To 'compare' algorithms you should first define a metric for algorithmic complexity. You seem to focus (completely arbitrarily) on the number of multiplications. One might just as well only consider the number of branches. With the same number of branches per second, Stockfish would not be a match for LC0 at all.

So without an objective criterion for selecting the metric, you can make the comparison come out any way you want.
Uri Blass
Posts: 10267
Joined: Thu Mar 09, 2006 12:37 am
Location: Tel-Aviv Israel

Re: A more interesting question about GPU verses CPU

Post by Uri Blass »

Sesse wrote: Sat Aug 11, 2018 10:17 am Right now, obviously CPU, as Stockfish on CPU is better than any engine on GPU.

In a thought experiment where Leela Zero gets to a similar efficiency as Alpha Zero: It's going to depend on how many dollars. Stockfish on a $50 CPU is going to outperform Leela Zero on a $50 GPU, but if you're talking about $1000 CPU vs. $1000 GPU, it might very well be different.
I think that it is not obvious because Stockfish on the slowest cpu is weaker than Lc0 on the fastest GPU

I even read the following result of 50% inspite of the fact that stockfish ran on 6 threads and not on 1 thread so stockfish did not run on the slowest cpu.

viewtopic.php?f=2&t=67719&start=230
Leela 10520 - SF dev +8 -8 =69
Leela Lc0 with 10520 net running on 1 GV100, versus Stockfish dev 18080112 running on 6 threads i7 5820k @4.2 GHz
syzygy
Posts: 5557
Joined: Tue Feb 28, 2012 11:56 pm

Re: A more interesting question about GPU verses CPU

Post by syzygy »

1 flop is more than enough for Stockfish since it doesn't use floating point operations at all (except for some time-management calculations but they could be avoided easily).

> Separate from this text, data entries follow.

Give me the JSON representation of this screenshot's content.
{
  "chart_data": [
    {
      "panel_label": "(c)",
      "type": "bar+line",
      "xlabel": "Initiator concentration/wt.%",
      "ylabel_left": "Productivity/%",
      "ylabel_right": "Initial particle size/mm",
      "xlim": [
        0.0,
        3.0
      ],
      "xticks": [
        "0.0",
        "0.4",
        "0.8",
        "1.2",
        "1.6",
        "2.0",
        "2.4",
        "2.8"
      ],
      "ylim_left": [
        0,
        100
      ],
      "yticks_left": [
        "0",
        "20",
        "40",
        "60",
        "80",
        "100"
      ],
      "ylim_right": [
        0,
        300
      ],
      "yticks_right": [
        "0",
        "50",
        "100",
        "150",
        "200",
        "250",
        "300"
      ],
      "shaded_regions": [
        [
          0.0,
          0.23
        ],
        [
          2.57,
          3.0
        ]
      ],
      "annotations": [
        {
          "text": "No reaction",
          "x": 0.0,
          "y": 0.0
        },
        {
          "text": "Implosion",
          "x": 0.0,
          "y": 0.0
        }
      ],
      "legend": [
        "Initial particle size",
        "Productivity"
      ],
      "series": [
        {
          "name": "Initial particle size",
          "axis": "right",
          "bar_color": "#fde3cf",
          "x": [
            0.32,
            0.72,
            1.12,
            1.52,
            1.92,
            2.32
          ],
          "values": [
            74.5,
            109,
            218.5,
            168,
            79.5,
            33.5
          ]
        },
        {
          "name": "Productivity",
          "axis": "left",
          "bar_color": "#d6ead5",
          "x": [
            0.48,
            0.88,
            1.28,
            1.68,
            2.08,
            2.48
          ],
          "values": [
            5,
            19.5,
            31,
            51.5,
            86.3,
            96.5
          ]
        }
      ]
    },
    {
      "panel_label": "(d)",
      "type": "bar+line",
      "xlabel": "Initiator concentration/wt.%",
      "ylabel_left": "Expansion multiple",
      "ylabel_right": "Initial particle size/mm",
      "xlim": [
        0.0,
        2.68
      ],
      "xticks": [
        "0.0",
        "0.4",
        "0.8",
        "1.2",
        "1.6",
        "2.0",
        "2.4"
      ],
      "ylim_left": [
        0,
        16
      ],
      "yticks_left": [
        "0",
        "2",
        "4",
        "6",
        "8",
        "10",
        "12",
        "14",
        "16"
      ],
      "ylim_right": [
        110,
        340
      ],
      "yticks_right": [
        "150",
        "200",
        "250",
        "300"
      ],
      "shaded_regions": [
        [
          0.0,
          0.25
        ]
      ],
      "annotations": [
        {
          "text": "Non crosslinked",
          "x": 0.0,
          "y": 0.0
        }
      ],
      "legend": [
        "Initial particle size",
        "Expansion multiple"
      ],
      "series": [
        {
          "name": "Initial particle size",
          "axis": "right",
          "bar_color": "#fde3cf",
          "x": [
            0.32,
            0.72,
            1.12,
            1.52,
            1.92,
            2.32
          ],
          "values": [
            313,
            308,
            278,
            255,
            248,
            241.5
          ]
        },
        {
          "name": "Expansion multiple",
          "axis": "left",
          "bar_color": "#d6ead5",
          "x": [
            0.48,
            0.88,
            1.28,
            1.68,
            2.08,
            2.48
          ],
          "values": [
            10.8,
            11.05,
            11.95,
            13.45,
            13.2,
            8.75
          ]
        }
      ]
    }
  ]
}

Clearly algorithmic considerations are not enough and suitability of the algorithm for the current state of technology has to be taken into account. I can't see any better measure than Watt per Elo. Cost of the hardware depends more on market factors than on technology.
Daniel Shawul
Posts: 4185
Joined: Tue Mar 14, 2006 11:34 am
Location: Ethiopia

Re: A more interesting question about GPU verses CPU

Post by Daniel Shawul »

hgm wrote: Sun Aug 12, 2018 4:42 pm To 'compare' algorithms you should first define a metric for algorithmic complexity. You seem to focus (completely arbitrarily) on the number of multiplications. One might just as well only consider the number of branches. With the same number of branches per second, Stockfish would not be a match for LC0 at all.

So without an objective criterion for selecting the metric, you can make the comparison come out any way you want.
Well LC0 eval is a gigantic matrix multiplication and clearly needs a hardware optimized for that to perform well. As far as I am concerned, GPU is a speciality hardware, one could also design FGPA, like deep blue did, to accelerate stockfish eval by the same amount. Sure the FGPA would be much more expensive than the GPU but I am not concerned about cost. Cost is driven by need anyway and your assessment of algorithms based on that is going to vary with it.

LC0 probably does the same number of branching in the search part as Stockfish. The only difference is in the massively vectorized evaluation function that is suitable for the GPU. LC0 resorted to an inefficient vectorized eval (interms of number of operations) to exploit GPUs, Stockish could benefit from a different hardware while keeping the branching in its eval.